Why? Well, morphine thinks of us really just as a basic bucket of water, and we put it in every four hours because we eliminate it every four hours. When we stop urinating, we need to stop putting it in.
So. what we would recommend is for a patient with oliguria, less than 500 milliliters in 24 hours, at least reduce the routine dose by 50%. For patients with less than 250 milliliters of urine in 24 hours or maybe even anuria, stop the routine dosing. You can always give a breakthrough, a PRN dose if the patient has pain.
And you can see all of this summarized on this particular table. Again, below 500 milliliters, at least reduced by 50%. And less than 250 milliliters, stop routine dosing. I can’t emphasize that enough. In both cases we can always give a breakthrough dose. Now, each opioid will be handled slightly differently. We wanted this to be a simple example. We’ll be talking about that and how to manage changes in urine output, changes in liver function, in another video later.
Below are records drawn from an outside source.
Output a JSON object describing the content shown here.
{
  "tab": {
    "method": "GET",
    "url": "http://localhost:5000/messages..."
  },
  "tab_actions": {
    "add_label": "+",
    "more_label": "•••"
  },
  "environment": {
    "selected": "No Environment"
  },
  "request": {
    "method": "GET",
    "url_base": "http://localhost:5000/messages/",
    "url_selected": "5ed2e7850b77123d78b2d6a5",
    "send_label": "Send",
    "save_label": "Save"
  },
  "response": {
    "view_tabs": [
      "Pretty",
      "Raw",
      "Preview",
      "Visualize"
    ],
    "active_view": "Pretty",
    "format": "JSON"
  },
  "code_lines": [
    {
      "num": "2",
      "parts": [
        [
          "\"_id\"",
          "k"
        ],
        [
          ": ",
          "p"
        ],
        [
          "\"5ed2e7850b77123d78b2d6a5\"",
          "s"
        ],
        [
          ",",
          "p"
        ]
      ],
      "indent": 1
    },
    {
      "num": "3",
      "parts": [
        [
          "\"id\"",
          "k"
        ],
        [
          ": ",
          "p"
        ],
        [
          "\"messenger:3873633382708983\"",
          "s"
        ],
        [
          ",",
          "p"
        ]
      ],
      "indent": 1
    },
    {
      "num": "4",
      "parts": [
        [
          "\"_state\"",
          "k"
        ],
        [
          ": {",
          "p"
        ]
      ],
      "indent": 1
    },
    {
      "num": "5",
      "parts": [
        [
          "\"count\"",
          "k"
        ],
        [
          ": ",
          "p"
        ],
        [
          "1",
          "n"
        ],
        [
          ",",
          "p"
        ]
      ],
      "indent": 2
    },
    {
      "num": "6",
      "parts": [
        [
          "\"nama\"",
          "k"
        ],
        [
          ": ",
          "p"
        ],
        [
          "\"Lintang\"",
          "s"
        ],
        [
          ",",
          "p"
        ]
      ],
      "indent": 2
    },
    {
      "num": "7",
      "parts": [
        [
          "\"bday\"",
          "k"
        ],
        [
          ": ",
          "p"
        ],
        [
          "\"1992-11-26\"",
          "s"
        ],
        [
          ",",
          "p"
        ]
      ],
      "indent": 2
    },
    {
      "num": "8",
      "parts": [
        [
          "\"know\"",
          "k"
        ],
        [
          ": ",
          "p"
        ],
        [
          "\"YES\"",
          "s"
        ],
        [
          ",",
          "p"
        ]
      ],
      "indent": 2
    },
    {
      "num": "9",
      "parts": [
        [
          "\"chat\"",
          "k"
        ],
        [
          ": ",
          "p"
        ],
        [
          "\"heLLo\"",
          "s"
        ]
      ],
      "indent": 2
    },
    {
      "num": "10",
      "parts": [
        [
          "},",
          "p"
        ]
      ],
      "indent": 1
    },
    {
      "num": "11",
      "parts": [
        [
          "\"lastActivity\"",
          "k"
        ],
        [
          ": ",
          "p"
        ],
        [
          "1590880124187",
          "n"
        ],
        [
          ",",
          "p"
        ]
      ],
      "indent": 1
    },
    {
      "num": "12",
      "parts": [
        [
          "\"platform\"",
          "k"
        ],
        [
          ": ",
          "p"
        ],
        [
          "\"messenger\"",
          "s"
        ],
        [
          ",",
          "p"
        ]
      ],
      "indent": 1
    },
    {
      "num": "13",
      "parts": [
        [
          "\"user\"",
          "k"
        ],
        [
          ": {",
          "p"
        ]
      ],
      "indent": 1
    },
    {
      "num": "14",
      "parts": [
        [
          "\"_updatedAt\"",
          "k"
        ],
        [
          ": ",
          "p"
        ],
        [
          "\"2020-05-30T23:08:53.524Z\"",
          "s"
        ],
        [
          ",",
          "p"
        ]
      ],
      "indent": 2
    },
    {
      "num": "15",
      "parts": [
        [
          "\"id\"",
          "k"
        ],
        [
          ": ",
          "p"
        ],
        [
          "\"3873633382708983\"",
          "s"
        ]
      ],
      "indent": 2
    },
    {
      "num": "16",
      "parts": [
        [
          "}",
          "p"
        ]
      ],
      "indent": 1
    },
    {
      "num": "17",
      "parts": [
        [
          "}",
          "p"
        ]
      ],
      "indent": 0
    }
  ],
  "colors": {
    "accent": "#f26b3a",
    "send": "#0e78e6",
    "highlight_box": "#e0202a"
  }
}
So, let’s finish off by reviewing what happened with Bill. I got to see him in follow-up, and he had an incomplete spinal cord compression, leg weakness, although he was able to get around with aides, incontinence of urine and stool,.
And he was taking morphine extended-release 180 milligrams twice a day as well as the occasional breakthrough of morphine immediate release 30 milligrams some four or five times a day. He had some amitriptyline as a co-analgesic, zoledronic acid monthly. We’ll be talking in another video about how to use these types of co-analgesics based on the pathophysiology.
While I was there, his friends arrived. They came in with a bottle of wine, and in the process Bill said, “Let’s raise our glass. What we would like to do is toast all of you.” And he asked me to share this and toast all of you who do effective pain management. “First of all, thank you for listening to me. Thank you for dosing my pain appropriately, and thank you for making it safe for me.” He asked that we pass that along.
And what I’ll say to you is — we can do the best of care for patients like Bill if we follow the pharmacokinetics and we use that to guide our analgesic dosing. We’ll get control as quickly as possible and as safely as possible.
So, for optimal efficacy and safety, I want you to titrate to effect or toxicity. Start low, dose every T_max, PRN, titrate using the “catch-up” technique that we’ve been talking about, and for maintenance dosing, dose once every half-life. Steady state occurs in five half-lives, elimination also occurs in five half-lives. Wait until the patient reaches steady state.
If you do this, your patients are going to be comfortable, able to live lives the way they want to unless their disease is getting in their way, and it’s going to be safe; you’re going to minimize the risk of side effects. And, of course, if you do get side effects, then you’ll think about how to appropriately manage them.